Minacce a Carlo Vizzini, presidente della Commissione affari costituzionali. Un suo stretto collaboratore, Vito Onesti è stato avvicinato da due persone a bordo di una moto che hanno minacciato di uccidere il senatore

Palermo, minacce di morte al senatore Vizzini

Roma - Minacce al senatore del Pdl Carlo Vizzini, presidente della Commissione affari costituzionali. Un suo stretto collaboratore, Vito Onesti, mentre faceva jogging nel parco della Favorita, è stato avvicinato da due persone, a bordo di una moto e con il volto coperto da un casco che gli hanno gridato contro: "Pezzo di sbirro, scipperemo la testa a te ed a quel pezzo di m... di Vizzini". "Pensano di intimidirci, perchè colpiamo nel segno e combattiamo la mafia in ogni sua articolazione - ha commentato Vizzini -. Non solo non ci fermeremo, ma andremo avanti e dalla riapertura del Senato si discuteranno le nuove norme sulle estorsioni, il riciclaggio e l’intensificazione della lotta alla mafia". Solidarietà a Vizzini è stata espressa dal presidente della Regione siciliana, Raffaele Lombardo. "Vizzini - ha detto - è notoriamente impegnato in prima linea, con le sue denunce contro la mafia, le sue iniziative legislative per colpire i patrimoni dei boss e le campagne di sensibilizzazione culturale. Le minacce ricevute puntano, probabilmente, a intimidirlo e a condizionarlo, per indurlo a tacere, ma sono certo che falliranno il loro obiettivo e che Vizzini continuerà le sue battaglie, con il pieno sostegno delle istituzioni, a partire da quelle regionali"

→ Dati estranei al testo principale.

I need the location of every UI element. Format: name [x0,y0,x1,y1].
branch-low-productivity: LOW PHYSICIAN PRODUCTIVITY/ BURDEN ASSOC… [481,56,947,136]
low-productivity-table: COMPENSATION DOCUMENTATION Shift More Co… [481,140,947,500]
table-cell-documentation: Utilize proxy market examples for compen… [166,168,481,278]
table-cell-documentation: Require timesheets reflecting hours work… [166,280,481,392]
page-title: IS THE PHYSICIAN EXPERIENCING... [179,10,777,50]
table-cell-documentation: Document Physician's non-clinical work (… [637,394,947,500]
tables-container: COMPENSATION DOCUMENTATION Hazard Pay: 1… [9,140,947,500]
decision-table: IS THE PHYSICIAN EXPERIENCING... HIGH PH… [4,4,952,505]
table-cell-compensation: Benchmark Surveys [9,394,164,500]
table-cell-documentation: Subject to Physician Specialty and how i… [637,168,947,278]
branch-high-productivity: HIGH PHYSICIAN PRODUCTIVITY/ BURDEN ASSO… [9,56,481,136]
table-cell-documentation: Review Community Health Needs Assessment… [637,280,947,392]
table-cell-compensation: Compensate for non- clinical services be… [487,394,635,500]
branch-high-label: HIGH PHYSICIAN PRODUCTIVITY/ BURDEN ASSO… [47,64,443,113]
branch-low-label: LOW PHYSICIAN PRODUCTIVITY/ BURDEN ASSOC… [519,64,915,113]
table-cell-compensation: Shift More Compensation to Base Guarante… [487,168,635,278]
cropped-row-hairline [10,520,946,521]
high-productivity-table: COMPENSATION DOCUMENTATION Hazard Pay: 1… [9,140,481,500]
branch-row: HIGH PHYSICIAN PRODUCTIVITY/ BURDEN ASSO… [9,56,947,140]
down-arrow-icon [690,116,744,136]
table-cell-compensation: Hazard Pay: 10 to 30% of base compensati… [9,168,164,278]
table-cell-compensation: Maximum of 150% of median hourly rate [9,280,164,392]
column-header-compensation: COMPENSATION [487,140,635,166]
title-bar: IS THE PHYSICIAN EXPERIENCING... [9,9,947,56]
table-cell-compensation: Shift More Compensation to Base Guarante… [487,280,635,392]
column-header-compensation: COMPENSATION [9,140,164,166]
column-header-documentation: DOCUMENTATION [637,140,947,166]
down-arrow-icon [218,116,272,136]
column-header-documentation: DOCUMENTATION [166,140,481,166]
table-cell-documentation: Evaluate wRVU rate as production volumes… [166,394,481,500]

La solidarietà di Schifani Il presidente del Senato, Renato Schifani, nel corso di una telefonata ha espresso personalmente la più sincera e sentita solidarietà al senatore Carlo Vizzini, presidente della commissione Affari costituzionali di Palazzo Madama, per le gravi e inaccettabili minacce ricevute. Il presidente del Senato ha espresso solidarietà anche al collaboratore del senatore Vizzini, Vito Onesti, anche lui oggetto di minacce mafiose. "Tutte le battaglie a favore della legalità devono essere pienamente e assolutamente condivise. Siamo pronti a sostenere istituzionalmente il disegno di legge di Vizzini che prevede la punibilità di coloro i quali subiscono richieste di pizzo non denunciandolo tempestivamente all’autorità giudiziaria", ha dichiarato Schifani.